Kind of a less-experienced version of Hall. Although Hall’s best offensive seasons have been better than Nix, Nix has reached double digit home runs twice and he does have big league experience at second, third, short and the outfield corners. He’s spent enough time in the Majors that the Yankees would probably feel comfortable bringing him to New York to fill a bench role at some point during the season (if he doesn’t opt out). He has to be considered a longshot to break camp with the team, but he can’t be ruled out for a big league role at some point.
Two numbers always standout with Vazquez: Home runs and strikeouts. In Triple-A last season, the slugging first baseman clubbed 32 homers but also struck out 166 times. He’s an all-or-nothing slugger who made a pretty firm impression in big league camp last spring. I guess he has to be considered an outside candidate for some DH at-bats, but the Yankees seem more eager to give those at-bats to a veteran (at least to start the season). Another impressive Triple-A stint could grab the Yankees attention, but there seem to be legitimate concerns about how well his minor league numbers — and incredible stats in Mexico — will translate at the big league level.

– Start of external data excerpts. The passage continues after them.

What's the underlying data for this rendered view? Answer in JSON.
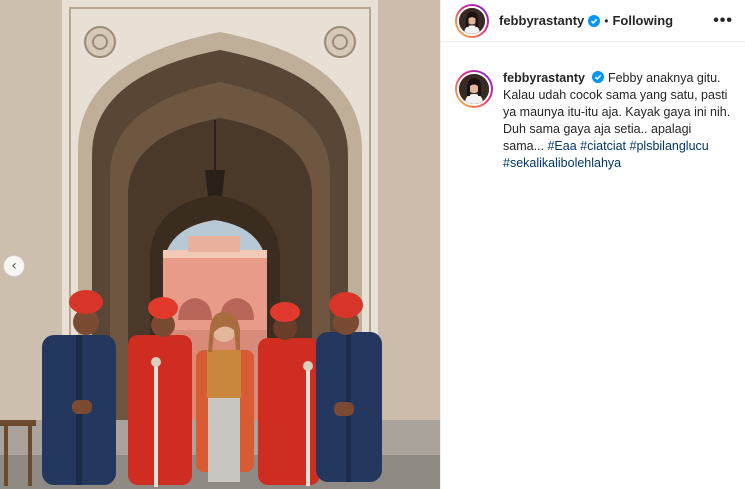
{
  "post": {
    "username": "febbyrastanty",
    "verified": true,
    "separator": "•",
    "follow_status": "Following",
    "more_glyph": "•••",
    "caption_text": "Febby anaknya gitu. Kalau udah cocok sama yang satu, pasti ya maunya itu-itu aja. Kayak gaya ini nih. Duh sama gaya aja setia.. apalagi sama...",
    "hashtags": [
      "#Eaa",
      "#ciatciat",
      "#plsbilanglucu",
      "#sekalikalibolehlahya"
    ]
  },
  "carousel": {
    "prev_glyph": "‹"
  },
  "icons": {
    "verified": "verified-badge-icon",
    "more": "more-options-icon",
    "prev": "chevron-left-icon"
  },
  "colors": {
    "accent_blue": "#0095f6",
    "hashtag": "#00376b",
    "guard_turban": "#d8352a",
    "guard_coat_blue": "#24375f"
  }
}
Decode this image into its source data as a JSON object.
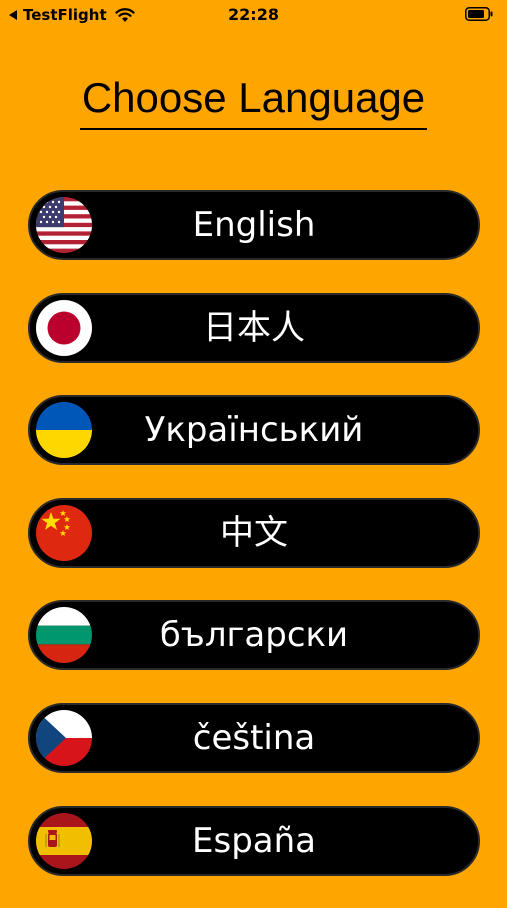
{
  "status_bar": {
    "back_label": "TestFlight",
    "time": "22:28",
    "icons": [
      "back-arrow-icon",
      "wifi-icon",
      "battery-icon"
    ]
  },
  "title": "Choose Language",
  "languages": [
    {
      "label": "English",
      "flag": "us-flag-icon"
    },
    {
      "label": "日本人",
      "flag": "japan-flag-icon"
    },
    {
      "label": "Український",
      "flag": "ukraine-flag-icon"
    },
    {
      "label": "中文",
      "flag": "china-flag-icon"
    },
    {
      "label": "български",
      "flag": "bulgaria-flag-icon"
    },
    {
      "label": "čeština",
      "flag": "czech-flag-icon"
    },
    {
      "label": "España",
      "flag": "spain-flag-icon"
    }
  ],
  "colors": {
    "background": "#FFA500",
    "button": "#000000",
    "button_text": "#FFFFFF"
  }
}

Take it easy this year, would ya, Colin? Last spring, Curtis hurt his shoulder making a diving catch in a Grapefruit League. Because he’s a good guy, Curtis liked to smile and call it a “sick catch,” but it cost him the season, and with no at-bats in 2011, he was taken off the 40-man roster this winter. Curtis is a left-handed hitter who does a lot of things well but not one thing extremely well. He has some speed and some power and can play all three outfield spots. He’s gotten some big league time with the Yankees, and the projected Triple-A outfield seems wide open for potential call-ups so Curtis is once again trying to catch the coaching staff’s attention.

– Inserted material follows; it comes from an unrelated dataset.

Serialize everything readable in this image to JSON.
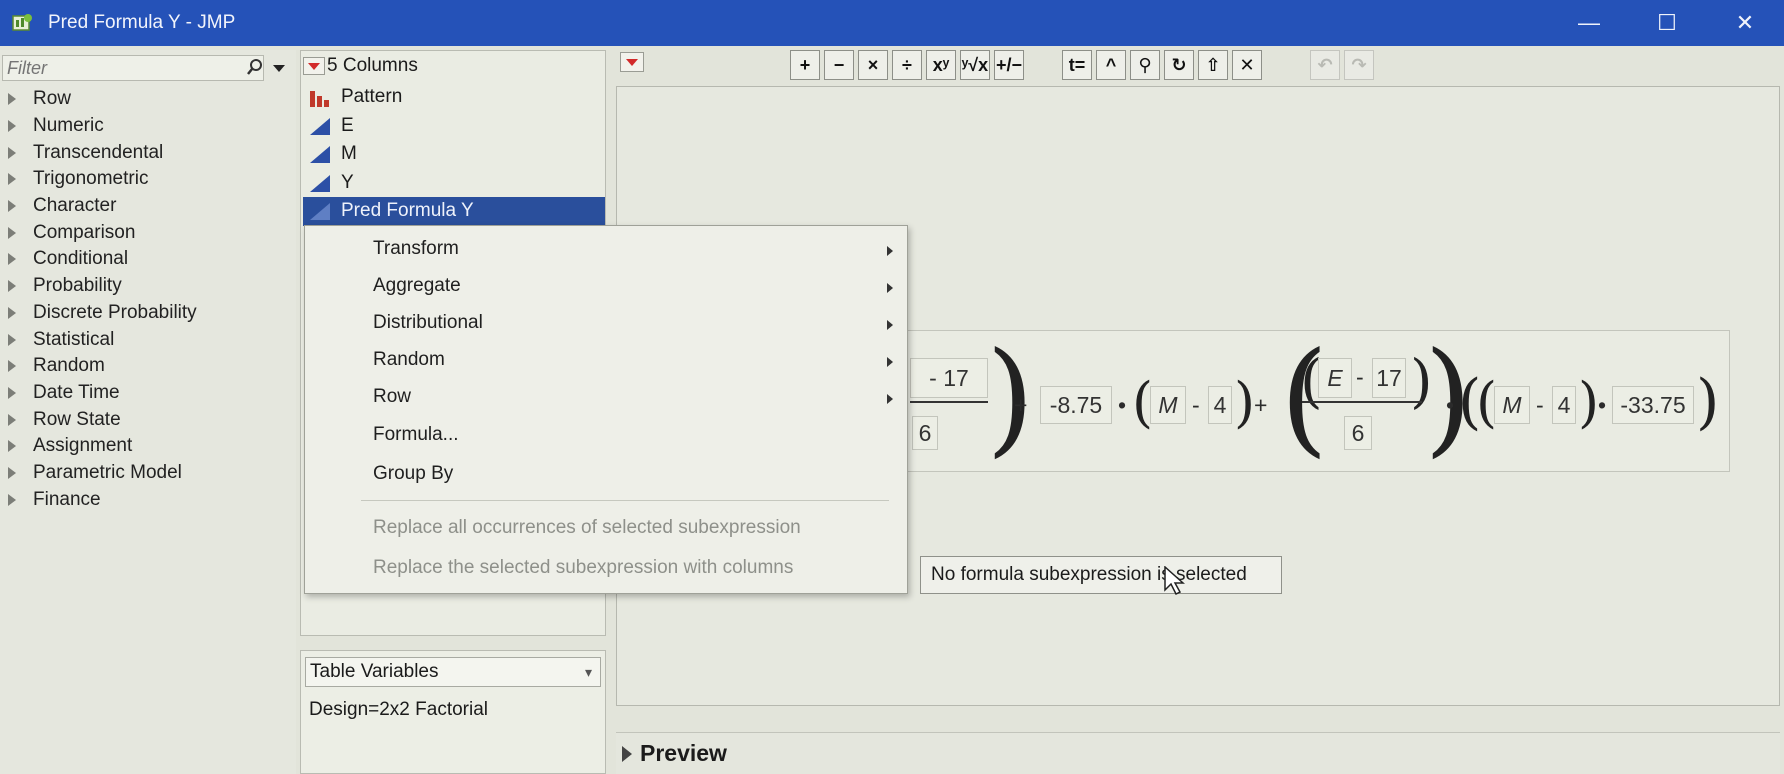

I’ve learned not to trust Pacific Coast League stats, so despite the fact that Garner put up terrific numbers with Colorado Springs the past two years, I’m hesitant to call him a terrific offensive player. The Rockies did give him a big league call-up last season, though, and the Yankees Triple-A outfield doesn’t seem to have a can’t-miss front runner for a potential call-up this season. Chris Dickerson is probably at the top of the pecking order right now, but Garner could be in the mix for a fourth or fifth outfielder spot at some point. He’s shown some power and some speed in the past. He’s an interesting option, especially if those PCL stats really do carry over.
If you know him, chances are you know him for that catch in the Mark Buehrle game. For the Yankees, Wise is a lot like Gustavo Molina in that he has enough big league experience to make the Yankees feel comfortable putting him their outfield if someone gets hurt and a spot opens up. He’s a career .219/.256/.373 hitter in 445 big league games. He won’t hit much, but he can play the field and handle some of the little things, and that counts for something when it comes to guys like this.